Back in onstage Ireland, during a rehearsal break, the guy and the gal look out over Dublin, and she tells him in Czech that she loves him. When he asks for a translation, she tells him, “It looks like rain,” which should be a greeting card – a good one – or a John Hiatt song.
It’s the key line of the play. And it isn’t a Midwest thunderstorm but one of those soft Irish rains she’s talking about.
The next day, the guy and the gal and their musician buddies – including a metal-loving Czech drummer – have a studio for 24 hours. Of course, the reluctant producer is amazed at how good the mopey guy’s song is. In fact, the way this guy is encouraged throughout the show, you would think he was a kindergartener from Naperville. But he’s Irish and unsure of himself.
In fact, the girl on several occasions has to remind him to lighten up a bit.
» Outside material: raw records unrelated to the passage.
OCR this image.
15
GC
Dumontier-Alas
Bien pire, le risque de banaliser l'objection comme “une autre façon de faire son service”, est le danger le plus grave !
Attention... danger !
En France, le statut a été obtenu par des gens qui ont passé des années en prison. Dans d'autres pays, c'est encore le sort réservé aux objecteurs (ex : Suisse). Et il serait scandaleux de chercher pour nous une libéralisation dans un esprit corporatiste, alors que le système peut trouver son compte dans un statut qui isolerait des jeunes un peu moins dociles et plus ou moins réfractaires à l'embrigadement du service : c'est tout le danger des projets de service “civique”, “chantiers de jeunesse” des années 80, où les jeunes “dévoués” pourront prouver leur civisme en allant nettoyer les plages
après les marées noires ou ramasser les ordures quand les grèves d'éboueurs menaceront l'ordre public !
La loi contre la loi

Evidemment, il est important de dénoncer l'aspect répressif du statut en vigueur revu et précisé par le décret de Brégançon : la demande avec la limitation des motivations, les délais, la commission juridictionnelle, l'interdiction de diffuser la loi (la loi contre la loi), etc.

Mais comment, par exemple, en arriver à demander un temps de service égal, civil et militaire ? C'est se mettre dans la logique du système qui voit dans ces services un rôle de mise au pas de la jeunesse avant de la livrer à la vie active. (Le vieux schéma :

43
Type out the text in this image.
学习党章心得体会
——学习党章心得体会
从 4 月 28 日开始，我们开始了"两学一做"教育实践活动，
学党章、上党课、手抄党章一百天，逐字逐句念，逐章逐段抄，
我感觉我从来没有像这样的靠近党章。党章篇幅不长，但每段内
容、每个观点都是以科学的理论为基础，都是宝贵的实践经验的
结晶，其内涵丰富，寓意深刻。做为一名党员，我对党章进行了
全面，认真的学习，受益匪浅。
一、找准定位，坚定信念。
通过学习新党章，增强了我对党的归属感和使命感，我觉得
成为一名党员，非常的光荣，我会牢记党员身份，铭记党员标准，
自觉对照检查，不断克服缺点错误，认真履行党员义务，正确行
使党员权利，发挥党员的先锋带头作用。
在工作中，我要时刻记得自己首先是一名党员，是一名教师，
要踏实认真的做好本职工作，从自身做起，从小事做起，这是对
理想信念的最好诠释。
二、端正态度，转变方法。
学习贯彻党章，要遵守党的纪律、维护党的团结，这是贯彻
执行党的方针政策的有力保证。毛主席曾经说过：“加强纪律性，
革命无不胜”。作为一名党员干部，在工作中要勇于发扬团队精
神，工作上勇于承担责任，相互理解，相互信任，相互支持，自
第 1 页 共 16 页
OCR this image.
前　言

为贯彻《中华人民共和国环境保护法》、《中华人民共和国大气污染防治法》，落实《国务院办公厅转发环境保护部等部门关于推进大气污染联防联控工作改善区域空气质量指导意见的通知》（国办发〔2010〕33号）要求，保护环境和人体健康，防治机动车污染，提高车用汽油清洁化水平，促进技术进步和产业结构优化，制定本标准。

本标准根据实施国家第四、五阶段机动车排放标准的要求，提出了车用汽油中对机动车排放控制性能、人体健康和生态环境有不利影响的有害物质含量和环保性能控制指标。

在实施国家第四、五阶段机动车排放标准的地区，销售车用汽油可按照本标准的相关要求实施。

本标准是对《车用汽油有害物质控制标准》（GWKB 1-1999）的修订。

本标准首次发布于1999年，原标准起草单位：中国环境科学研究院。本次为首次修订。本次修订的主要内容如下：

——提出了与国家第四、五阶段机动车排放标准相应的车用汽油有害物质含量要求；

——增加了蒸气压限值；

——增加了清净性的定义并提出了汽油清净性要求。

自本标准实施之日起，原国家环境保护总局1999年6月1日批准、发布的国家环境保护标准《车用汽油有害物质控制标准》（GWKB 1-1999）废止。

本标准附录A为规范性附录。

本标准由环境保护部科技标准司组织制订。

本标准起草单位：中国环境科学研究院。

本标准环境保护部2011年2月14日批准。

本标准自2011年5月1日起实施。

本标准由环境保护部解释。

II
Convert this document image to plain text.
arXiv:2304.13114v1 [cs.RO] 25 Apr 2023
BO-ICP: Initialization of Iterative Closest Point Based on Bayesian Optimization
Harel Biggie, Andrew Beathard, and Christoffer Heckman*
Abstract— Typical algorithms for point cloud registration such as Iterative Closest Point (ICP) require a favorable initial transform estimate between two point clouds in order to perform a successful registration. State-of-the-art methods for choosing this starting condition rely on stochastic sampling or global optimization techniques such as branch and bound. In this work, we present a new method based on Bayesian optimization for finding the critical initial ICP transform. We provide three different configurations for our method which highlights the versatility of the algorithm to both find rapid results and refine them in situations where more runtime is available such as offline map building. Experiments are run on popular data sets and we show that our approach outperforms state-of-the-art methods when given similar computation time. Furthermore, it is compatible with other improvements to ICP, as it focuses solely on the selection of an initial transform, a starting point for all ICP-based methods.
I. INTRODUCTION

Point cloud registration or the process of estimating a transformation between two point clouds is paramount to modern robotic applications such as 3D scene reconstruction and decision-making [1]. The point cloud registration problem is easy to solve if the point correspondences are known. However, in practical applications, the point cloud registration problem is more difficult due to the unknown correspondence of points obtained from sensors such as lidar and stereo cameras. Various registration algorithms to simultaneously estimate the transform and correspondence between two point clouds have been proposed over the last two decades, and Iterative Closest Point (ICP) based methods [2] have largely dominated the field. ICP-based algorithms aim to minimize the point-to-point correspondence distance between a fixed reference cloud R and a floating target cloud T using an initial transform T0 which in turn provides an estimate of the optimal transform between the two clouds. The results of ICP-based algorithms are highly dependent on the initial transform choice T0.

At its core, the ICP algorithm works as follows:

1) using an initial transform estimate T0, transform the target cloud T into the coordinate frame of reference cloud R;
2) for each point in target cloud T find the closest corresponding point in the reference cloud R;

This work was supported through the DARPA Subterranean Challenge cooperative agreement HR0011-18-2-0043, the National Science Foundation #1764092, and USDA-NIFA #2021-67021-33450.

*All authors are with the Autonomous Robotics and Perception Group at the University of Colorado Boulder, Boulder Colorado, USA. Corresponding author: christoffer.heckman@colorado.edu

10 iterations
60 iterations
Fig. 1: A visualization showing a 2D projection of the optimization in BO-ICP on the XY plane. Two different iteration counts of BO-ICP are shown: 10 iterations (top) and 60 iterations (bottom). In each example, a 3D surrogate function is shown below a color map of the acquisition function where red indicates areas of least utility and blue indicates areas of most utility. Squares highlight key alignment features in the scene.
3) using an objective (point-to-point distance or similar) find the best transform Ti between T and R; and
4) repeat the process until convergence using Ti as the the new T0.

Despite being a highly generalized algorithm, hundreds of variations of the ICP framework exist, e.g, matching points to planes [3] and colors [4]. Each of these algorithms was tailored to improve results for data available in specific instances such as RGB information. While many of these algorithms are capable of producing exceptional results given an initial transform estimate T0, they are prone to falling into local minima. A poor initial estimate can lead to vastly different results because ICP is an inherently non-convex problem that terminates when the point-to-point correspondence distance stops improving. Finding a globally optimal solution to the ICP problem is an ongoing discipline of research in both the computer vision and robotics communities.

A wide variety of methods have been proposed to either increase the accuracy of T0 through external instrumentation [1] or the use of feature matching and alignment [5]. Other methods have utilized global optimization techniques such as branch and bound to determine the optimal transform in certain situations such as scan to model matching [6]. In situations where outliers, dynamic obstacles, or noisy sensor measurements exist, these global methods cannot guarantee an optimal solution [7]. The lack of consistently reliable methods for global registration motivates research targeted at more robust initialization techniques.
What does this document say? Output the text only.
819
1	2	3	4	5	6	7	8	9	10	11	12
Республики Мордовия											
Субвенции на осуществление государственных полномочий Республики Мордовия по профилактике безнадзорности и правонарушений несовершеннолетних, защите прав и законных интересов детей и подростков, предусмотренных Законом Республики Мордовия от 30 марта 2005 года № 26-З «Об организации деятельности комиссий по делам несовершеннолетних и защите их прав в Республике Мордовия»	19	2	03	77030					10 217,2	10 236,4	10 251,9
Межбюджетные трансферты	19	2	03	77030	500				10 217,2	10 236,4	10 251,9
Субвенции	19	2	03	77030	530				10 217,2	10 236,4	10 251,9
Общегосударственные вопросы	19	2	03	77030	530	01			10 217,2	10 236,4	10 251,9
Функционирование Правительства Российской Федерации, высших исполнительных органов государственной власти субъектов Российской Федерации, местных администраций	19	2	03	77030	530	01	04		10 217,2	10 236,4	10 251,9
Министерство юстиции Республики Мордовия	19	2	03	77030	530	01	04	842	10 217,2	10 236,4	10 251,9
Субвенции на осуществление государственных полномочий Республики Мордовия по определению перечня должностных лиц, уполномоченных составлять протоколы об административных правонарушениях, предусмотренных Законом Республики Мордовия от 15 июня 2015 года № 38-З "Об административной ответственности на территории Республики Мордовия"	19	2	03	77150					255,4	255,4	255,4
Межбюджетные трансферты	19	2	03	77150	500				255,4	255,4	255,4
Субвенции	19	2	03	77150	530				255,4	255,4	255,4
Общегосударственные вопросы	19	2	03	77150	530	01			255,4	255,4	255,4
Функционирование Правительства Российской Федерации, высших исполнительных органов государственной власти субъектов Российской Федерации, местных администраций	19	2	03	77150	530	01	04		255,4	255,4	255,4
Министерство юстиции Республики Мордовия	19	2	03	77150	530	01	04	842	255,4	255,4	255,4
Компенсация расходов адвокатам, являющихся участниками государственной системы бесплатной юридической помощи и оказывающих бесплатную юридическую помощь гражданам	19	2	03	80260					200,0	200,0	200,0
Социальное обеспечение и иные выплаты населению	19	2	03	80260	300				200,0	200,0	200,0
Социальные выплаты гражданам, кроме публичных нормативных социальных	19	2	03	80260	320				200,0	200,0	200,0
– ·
As she puts it at one point, “Do you enjoy being Irish?” – which those of us of that persuasion can tell you often involves being happy and sad at the same time.
The girl plays one of her songs. The guy’s smitten, too, and wants her to go to New York with him – which would be really awkward if you think about it, with the ex there already.
She says her estranged husband wants to get back together. The guy decides he will split for America to pursue his folksy dream. Thanks to a wad of cash from his Da – who is duly impressed by a CD of his kid’s music – the guy can.
And wouldn’t you know it? The guy’s ex wants back in the game, too.
The show ends with a parting gift of an upright piano from the guy delivered to the Czech’s humble dwelling. He’s in New York and they sing “Falling Slowly” once more, long distance.
So the guy doesn’t get the Czech girl.
What’s refreshing in this tale is, in terms of the heart, the leads don’t give into their loins, but learn about love from each other and, past the fairy tale lives they’ve led during the course of the few days on display – behave like reasonable adults.
There is no villain here to tempt anybody to do something wrong-headed or ill-advised. And in this day and age, being sensible is almost downright rebellious.
Pulling this off is a likeable cast that for the most part underplays this material – while playing instruments – preventing the night from becoming an overly sticky Valentine.
NOTE: If you’re a suburbanite heading down to the Oriental by car, be mindful about where to park. You get the discounted InterParking rate of $21 only at the Washington and Randolph garage. If you go to the InterPark across Dearborn from the Goodman, you pay $35. Turns out each theater has its own specific discounted lot.